Now stop wasting more utility via posting and go talk to someone who sits closer to the front and ask to switch seats.
And next quarter, get to class early on the first day.
Everyone needs to get trained on how to ignore petty distractions and focus. Personally I think that the world needs fewer laptops and more girls in short skirts so that I can get better at ignoring the distractions.
We used to play Duke Nukem against each other in class on the school's network. The freeware version supports something like 4 players in the same game. God damn that was fun.
172-
Face it, you'll never calm down. You'd be lucky to find anyone in our class who thinks you'll be any different by the end of 3L year (that is, if you don't transfer first or drop out if you fail to get on Law Review... through the topic access program). And yes, you have that universal reputation. Some people like you, but you've alienated many others... for example, by never talking in person about anything, ever, ever, ever, besides law school. I really wonder sometimes how you'll come across to interviewers in OCI.
Protip: asking strangers (who are possibly BSing) on an internet thread for their outlines is not something that normal people do. I understand your reasons for doing so, but there are other things you should think about. "Social norms" come to mind. It's unkosher, probably partially because people feel possessive about their outlines.
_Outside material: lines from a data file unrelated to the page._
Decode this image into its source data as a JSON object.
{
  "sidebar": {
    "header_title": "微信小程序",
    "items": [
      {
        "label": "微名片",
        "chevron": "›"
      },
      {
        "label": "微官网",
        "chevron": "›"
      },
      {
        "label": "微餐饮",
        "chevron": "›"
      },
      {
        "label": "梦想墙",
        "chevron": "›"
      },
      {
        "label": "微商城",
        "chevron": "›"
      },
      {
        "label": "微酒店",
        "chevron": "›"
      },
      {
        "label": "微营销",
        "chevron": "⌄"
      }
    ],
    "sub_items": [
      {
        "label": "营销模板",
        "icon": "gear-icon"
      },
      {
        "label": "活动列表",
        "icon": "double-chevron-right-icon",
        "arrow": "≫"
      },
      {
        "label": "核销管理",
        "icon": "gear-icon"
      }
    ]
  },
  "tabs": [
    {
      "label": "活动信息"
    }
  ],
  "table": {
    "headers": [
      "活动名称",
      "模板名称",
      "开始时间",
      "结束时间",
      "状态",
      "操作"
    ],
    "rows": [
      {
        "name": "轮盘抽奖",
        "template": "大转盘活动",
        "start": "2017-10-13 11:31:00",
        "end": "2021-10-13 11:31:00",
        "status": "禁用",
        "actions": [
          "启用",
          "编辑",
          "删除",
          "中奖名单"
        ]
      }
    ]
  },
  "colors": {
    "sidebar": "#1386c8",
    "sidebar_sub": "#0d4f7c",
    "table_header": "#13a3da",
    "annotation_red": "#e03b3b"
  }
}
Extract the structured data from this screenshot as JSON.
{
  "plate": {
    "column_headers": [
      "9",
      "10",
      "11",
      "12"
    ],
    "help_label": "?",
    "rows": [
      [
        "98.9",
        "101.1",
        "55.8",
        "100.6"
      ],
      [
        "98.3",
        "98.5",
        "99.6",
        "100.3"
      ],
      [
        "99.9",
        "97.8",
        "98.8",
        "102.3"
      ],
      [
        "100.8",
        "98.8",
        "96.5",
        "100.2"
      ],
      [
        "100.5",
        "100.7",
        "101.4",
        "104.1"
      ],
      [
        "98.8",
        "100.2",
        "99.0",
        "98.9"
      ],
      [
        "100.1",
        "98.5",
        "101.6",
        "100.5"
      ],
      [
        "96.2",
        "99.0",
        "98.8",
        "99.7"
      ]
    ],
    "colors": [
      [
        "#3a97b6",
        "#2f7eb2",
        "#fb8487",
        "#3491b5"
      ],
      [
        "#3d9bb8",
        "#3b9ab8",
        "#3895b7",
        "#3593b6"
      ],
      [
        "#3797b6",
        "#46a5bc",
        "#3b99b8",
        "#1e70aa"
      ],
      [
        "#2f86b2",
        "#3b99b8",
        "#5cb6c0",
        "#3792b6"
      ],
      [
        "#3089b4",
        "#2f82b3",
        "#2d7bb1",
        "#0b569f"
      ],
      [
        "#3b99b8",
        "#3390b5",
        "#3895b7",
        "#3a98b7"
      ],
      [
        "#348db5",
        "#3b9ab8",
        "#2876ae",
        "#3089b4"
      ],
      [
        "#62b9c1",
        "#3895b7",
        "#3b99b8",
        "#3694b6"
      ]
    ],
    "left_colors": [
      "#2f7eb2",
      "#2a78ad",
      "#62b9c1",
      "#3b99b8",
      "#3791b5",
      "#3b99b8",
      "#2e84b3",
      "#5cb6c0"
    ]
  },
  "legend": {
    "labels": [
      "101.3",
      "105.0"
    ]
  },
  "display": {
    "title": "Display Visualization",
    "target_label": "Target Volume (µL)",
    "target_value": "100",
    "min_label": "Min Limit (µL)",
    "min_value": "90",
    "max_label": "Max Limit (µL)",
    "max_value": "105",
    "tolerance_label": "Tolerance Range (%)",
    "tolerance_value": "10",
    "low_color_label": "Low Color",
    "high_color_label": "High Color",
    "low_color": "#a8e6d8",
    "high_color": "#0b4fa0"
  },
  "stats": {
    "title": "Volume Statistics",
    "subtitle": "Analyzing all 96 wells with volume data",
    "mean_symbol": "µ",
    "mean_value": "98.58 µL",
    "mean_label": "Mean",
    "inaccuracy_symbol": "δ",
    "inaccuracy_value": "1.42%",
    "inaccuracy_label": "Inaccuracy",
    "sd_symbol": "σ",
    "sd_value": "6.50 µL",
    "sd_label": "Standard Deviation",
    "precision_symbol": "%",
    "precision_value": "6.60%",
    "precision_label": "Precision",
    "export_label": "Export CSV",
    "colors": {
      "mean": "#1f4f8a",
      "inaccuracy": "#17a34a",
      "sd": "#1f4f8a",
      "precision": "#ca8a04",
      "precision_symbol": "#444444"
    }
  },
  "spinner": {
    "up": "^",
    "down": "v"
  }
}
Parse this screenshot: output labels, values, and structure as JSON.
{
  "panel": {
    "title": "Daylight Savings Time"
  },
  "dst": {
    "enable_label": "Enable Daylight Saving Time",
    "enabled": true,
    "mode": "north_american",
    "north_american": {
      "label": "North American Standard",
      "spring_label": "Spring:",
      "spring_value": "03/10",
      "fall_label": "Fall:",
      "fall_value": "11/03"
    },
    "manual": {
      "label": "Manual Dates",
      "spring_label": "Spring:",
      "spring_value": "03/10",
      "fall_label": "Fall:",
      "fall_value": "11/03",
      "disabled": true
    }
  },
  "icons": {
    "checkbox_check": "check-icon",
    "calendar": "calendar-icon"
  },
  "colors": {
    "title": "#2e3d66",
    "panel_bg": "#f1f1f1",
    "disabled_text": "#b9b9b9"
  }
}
Besides, you don't need someone else's outline. Law and economics may be right, it may be wrong; it may be difficult to pick up the lingo at first, but ultimately, we're talking about relatively simple concepts and maybe some fourth-grade arithmetic, not advanced cryptography. Just because you majored in poetry rather than economics in college doesn't mean that L&E is now, magically, beyond your intellectual grasp. You can learn it, so long as you spend more time studying and less time complaining about Levmore's class -- on, what, the Second Day!! -- on ATL. As with all things, put in the time and stop expecting other people to do your work for you. On the plus side, if you do all that, you'll know that your success is your own and you're not a free rider.
Oh man, did I just use a L&E term? See how easy that is?!?
Yeah CK everybody knows who you are.
Well Chen, I think you may have taken the cake for Most Annoying Student at UChicago Law with your antics on this thread. It's a good thing for your sake that law school doesn't have the same rules as "Survivor".